I'd like to keep a reasonably up-to-date hot spare ready, so when it does give up the ghost I can just swap them out and move on with my life. I can think of a few ways to accomplish this, but I'm not really sure what's the best:
- The simplest is probably cron + dd, but I'm worried about filesystem corruption from imaging a running system and could this also wear out the spare card?
- recreate partition structure, create an fstab with new UUIDs, rsync everything else. Backups are incremental and we won't get filesystem corruption, but we still aren't taking a point-in-time backup which means data files could be inconsistent with each other. (honestly unlikely with the services I'm running.)
- Migrate to BTRFS or ZFS, send/receive snapshots. This would be annoying to set up because I'd need to switch the rpi's filesystem, but once done I think this might be the best option? We get incremental updates, point-in-time backups, and even rollback on the original card if I want it.

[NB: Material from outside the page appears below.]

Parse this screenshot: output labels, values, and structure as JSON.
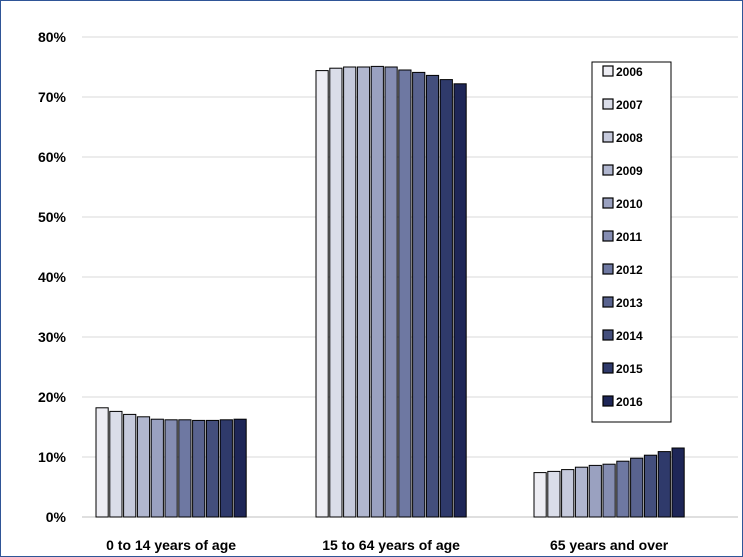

I'm thinking out loud a little bit here, but do y'all have any thoughts? I think I'm leaning towards ZFS or BTRFS.
I can't remember the steps (they were simple though) but when my Home Assistant raspi SD card died, I bought a 128gb SSD from AliExpress and a usb-sata cable.
I then did something to the pi that meant it can boot from the SSD, and flashed the SSD using Balenetcher or RUFUS or whatever (same program I was using to flash my SD cards basically).
Then it was just a case of plugging in and turning it on.
Runs exactly the same as with an SD card with less dying because SD cards aren't meant for a lot of read/write but SSDs do.
Just Google "Booting a pi from an SSD" and follow the steps
That’s true, just booting from an SSD would be a lot more reliable and simple.